[mailhist-discuss] Question about the early use of email

Craig Partridge craig at aland.bbn.com
Wed Nov 19 05:43:56 PST 2014

Hi Linda:

I’ll hazard a short answer — for a richer answer I recommend dropping a note to John Quarterman.  Or perhaps this note will cause the rest of the list to chime in :-)

1990 is just before a transition — a bunch of email networks are about to go away, being swept away by the rush to the Internet.  But in 1990, they are still active.  The complete list of email networks of the time can be found in Quarterman’s book, “The Matrix” published in 1990 and widely available from used bookstores.

Almost all of those networks served academics or researchers.  So, to your particular perspective, namely a “private user”, the answer is there were not a lot of choices (at least in the US).  Your hypothetical user would likely have access one of three ways:

* Via COMPUSERV- my recollection is that COMPUSERV had an (ugly) way to email Internet users but Quarterman does not describe one.
* The Well — a rather small but vigorous email community centered around northern California — could email to most other computer networks
* Via UUNET — this is the UNIX-to-UNIX dialup network —which by 1990 was used by a wide range of high tech companies.

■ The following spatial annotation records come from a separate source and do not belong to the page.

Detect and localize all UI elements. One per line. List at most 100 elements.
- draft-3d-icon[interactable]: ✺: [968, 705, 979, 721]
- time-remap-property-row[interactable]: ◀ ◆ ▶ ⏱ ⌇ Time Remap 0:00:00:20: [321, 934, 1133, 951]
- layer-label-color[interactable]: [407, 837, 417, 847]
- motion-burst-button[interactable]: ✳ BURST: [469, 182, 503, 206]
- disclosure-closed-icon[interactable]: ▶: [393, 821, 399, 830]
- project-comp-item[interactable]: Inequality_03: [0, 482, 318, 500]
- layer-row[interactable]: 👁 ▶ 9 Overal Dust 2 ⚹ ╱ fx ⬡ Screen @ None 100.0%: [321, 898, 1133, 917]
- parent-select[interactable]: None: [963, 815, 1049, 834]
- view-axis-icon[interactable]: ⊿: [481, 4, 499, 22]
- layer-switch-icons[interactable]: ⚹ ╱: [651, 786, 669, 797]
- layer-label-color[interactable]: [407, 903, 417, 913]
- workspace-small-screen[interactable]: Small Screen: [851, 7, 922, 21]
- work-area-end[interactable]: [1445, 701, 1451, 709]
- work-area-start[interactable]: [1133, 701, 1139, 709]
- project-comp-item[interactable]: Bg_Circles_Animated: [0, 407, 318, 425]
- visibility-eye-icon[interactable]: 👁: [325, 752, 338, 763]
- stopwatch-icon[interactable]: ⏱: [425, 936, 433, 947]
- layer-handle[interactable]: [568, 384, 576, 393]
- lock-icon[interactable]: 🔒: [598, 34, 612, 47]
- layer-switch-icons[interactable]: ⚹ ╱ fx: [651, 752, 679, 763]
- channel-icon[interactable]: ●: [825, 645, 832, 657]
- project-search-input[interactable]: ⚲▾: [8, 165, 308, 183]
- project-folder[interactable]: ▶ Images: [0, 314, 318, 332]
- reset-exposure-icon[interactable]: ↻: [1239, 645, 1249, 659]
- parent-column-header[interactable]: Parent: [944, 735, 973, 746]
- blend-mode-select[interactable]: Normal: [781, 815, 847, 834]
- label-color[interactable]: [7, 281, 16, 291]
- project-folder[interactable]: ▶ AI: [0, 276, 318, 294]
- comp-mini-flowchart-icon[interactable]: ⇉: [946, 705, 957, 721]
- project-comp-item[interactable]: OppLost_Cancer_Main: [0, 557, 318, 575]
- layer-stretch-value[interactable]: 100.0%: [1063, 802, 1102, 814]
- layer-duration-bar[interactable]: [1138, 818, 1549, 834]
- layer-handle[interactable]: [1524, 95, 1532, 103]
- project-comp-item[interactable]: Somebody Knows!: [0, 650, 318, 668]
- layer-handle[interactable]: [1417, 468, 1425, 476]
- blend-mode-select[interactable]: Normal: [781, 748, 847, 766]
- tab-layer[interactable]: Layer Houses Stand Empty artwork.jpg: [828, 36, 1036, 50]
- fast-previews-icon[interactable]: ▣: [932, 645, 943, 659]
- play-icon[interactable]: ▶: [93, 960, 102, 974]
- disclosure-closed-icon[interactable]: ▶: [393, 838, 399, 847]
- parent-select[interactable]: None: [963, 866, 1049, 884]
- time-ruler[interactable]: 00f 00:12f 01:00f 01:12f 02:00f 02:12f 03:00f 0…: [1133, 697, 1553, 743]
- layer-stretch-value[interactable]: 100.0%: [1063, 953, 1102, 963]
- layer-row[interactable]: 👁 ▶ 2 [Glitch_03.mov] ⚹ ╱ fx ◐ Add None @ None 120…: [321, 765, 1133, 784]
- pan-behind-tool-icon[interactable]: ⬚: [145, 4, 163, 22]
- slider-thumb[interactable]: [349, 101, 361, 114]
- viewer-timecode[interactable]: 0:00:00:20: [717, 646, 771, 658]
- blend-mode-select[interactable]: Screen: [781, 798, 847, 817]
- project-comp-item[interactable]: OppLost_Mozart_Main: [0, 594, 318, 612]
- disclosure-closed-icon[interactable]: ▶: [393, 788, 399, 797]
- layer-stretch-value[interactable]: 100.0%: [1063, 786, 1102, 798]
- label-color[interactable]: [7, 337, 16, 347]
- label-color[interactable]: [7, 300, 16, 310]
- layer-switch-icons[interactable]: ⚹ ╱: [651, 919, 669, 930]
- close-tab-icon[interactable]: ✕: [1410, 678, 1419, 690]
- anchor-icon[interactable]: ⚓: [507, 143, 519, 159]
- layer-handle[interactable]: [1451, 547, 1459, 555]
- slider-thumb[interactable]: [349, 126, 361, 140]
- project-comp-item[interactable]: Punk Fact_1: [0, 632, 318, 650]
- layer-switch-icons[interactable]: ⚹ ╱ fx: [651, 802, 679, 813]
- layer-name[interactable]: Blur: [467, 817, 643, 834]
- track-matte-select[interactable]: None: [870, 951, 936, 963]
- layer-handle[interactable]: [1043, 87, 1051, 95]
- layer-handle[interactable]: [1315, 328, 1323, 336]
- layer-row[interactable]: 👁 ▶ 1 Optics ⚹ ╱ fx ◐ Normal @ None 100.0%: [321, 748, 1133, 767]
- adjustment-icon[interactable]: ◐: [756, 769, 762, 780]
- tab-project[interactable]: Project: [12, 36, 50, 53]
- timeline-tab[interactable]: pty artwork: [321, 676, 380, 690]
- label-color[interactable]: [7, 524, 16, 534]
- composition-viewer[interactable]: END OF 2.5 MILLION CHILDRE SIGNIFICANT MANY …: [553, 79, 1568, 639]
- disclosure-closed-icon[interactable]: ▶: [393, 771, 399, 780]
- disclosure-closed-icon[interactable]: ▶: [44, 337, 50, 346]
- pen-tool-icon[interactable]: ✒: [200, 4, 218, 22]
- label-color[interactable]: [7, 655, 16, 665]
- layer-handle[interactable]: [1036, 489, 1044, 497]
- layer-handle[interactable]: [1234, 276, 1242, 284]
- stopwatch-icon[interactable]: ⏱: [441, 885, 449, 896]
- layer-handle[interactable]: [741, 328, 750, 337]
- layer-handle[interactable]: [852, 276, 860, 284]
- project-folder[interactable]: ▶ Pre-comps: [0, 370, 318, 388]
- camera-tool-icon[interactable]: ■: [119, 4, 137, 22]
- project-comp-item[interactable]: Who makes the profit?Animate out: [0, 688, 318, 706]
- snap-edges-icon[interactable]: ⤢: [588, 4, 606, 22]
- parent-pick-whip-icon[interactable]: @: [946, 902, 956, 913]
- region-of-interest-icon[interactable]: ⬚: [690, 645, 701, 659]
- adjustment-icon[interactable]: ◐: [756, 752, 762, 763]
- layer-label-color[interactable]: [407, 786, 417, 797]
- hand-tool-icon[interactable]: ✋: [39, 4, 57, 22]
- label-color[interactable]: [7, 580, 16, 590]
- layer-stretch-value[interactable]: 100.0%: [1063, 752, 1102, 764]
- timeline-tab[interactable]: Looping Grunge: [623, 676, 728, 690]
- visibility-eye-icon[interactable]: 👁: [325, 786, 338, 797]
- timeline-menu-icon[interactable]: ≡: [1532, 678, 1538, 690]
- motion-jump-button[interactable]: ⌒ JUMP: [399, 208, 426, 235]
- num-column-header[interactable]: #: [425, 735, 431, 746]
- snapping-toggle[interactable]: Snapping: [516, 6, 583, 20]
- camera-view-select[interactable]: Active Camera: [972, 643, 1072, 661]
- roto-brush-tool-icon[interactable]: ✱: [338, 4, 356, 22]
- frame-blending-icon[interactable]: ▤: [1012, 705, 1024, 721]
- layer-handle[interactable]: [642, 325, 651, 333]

For COMPUSERV and the Well your user needed a PC or simply a dumb terminal and a modem to dial-in.  Data rates were painfully slow.
Given the logistics of setting up and operating a UUNET/USENET site, a hypothetical user was either a serious techie or used email only at his/her worksite.

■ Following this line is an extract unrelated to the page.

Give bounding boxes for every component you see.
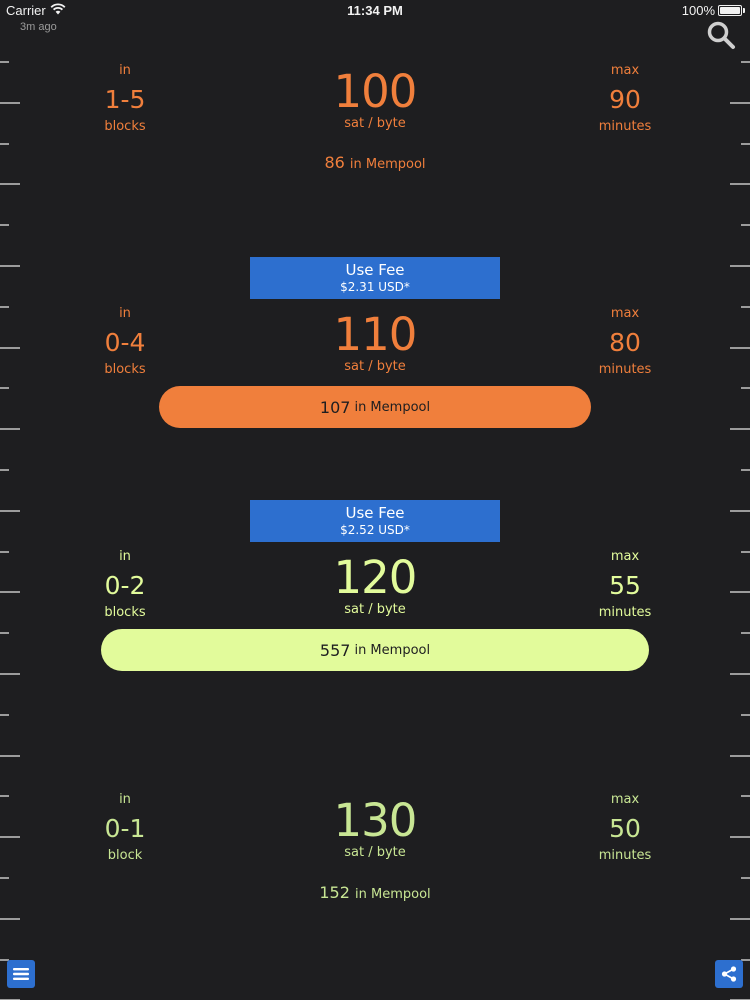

Another thing to observe is that email was basically an overnight service on most networks at the time.  That is, unless you exchanged email on the same system, the larger Matrix of email-compatible networks swapped email at night, when dialup phone rates were least expensive.  So your character can’t send an email in mid-afternoon and expect an answer an hour later unless both parties were, say, on COMPUSERV.  Normally, the other party won’t get the email until the next day and you would not expect to see a reply until the day after that….  Only on a limited set of networks would you see near instant delivery (the Internet and BITNET come to mind).  Also, emailing off your service was often painful — by 1990, the Internet, BITNET, UUNET and CSNET were using a consistent format of user at example.com — but other systems did not, and ghastliness resulted if you wanted your email to cross network boundaries (cf. Adams and Fry book “!%@“, — which reads “Bang, Percent, At” or your favorite curseword as appropriate… which described how to bridge the boundaries).

Hope this is useful,


> On Nov 17, 2014, at 12:44 PM, Linda Hess <linda.hess at gmail.com> wrote:
> Hello to the group!
> I spoke to our moderator back in September, and he gave the the go-ahead to post this question even though it's not exactly what you all normally discuss (at least, not from what I can see).
> I was doing a search on the history of email from a private user perspective (as opposed to the use of email by the military, academic, and other early-adaptor communities). 
> What I hope you can tell me is as follows:
> 1. Who was most likely to have access to email in 1990? I didn't have access until 1994, and that was through my employer, so I really don't know the answer to this question.
> 2. What were the most likely ways that strangers made personal connections? I met a person who became a close friend on an email discussion group (via Listserve) in 1995. FWIW, that list still is active to this day!
> 3. If people lost touch with each other, how easy was it to find a person again in the pre-Google days? Could a person pretty much disappear if they chose not to answer email?
> These questions are for a novel I'm writing. As my early Internet experience is limited, I'd truly appreciate whatever insight anyone might wish to offer. I you want to reply off-list, that's fine.